# £200 Reward for missing cat - Brixton area



## Laura Fawzia (Sep 18, 2015)

Cat missing 11/9/2015

BRIXTON / STOCKWELL

07584 0414 82


----------



## editor (Sep 18, 2015)

*moved to the Noticeboard forum


----------



## Manter (Sep 18, 2015)

Hope you find him/her!


----------



## Manter (Sep 18, 2015)

Incidentally, there are quite a few garages and so on behind the flats on Brixton road, and sheds etc on the allotments, so you may need to do a door to door leaflet drop asking people to check


----------



## Laura Fawzia (Sep 18, 2015)

Thanks, thats what I'm doing today, just getting sme flyers done with her photo. Cheers guys sorry for wrong forum, noew user. Xx


----------



## Laura Fawzia (Sep 18, 2015)

*new


----------



## editor (Sep 18, 2015)

Could you give a bit more of an idea as to the rough location of where the cat was last seen?


----------



## sim667 (Sep 18, 2015)

Hi laura.... its Sim (yes as in actual Sim from Redhill/Reigate). 

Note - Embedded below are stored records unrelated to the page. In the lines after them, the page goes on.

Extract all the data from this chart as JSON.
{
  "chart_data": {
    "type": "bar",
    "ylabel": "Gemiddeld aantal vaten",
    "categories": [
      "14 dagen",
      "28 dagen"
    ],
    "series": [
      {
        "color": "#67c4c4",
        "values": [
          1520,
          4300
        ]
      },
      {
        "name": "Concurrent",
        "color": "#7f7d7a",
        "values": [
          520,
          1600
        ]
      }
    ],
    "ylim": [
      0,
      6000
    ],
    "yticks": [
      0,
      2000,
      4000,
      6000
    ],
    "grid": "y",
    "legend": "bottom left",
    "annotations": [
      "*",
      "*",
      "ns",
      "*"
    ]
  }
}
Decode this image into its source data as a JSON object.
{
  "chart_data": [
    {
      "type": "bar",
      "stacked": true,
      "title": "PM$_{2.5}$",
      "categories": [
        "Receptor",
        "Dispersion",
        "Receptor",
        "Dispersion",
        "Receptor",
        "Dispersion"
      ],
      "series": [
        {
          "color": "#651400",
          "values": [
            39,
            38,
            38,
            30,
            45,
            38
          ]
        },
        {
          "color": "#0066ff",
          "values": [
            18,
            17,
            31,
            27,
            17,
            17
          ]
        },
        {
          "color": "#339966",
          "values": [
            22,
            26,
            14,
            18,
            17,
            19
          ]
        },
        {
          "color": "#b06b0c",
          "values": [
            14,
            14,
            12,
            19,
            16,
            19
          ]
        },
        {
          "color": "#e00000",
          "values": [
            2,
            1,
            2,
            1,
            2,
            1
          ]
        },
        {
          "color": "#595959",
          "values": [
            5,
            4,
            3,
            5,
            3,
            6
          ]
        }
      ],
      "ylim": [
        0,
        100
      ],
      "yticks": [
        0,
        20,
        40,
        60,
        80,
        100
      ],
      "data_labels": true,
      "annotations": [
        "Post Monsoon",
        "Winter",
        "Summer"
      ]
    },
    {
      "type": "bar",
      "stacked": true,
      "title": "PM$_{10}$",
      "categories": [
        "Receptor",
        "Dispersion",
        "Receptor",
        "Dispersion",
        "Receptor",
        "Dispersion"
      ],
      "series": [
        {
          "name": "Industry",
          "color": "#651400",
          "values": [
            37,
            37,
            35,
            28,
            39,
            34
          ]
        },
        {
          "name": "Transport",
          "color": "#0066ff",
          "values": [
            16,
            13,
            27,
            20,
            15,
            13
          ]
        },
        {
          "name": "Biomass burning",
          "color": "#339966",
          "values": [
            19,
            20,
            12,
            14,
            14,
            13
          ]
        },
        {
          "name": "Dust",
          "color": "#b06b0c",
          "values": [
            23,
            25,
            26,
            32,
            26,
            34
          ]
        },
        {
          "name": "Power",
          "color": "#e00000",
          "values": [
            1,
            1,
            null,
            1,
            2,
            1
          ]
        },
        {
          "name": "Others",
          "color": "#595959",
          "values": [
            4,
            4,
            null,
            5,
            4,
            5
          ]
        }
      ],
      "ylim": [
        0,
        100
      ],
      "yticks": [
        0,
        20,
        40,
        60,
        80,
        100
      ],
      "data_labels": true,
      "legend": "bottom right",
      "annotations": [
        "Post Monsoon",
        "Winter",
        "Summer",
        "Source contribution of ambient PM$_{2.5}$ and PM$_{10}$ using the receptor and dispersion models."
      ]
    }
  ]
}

I hope you find your cat. There's a lot of brixton types here so its probably a good call to post the missing post here.


----------



## Laura Fawzia (Sep 18, 2015)

Safe Sim, thanks Ed.... THIS CAT HAS NOW BEEN FOUND!! Thank you so much to all who shared, and re-shared, and cared_._The world is beautiful!


----------



## sim667 (Sep 18, 2015)

Laura Fawzia said:


> Safe Sim, thanks Ed.... THIS CAT HAS NOW BEEN FOUND!! Thank you so much to all who shared, and re-shared, and cared_._The world is beautiful!



Good to hear..... stick around, I think you'll like the politics forums


----------



## Puddy_Tat (Sep 18, 2015)

sim667 said:


> Good to hear..... stick around, I think you'll like the politics forums



...and post more cat pictures

glad kitty is home


----------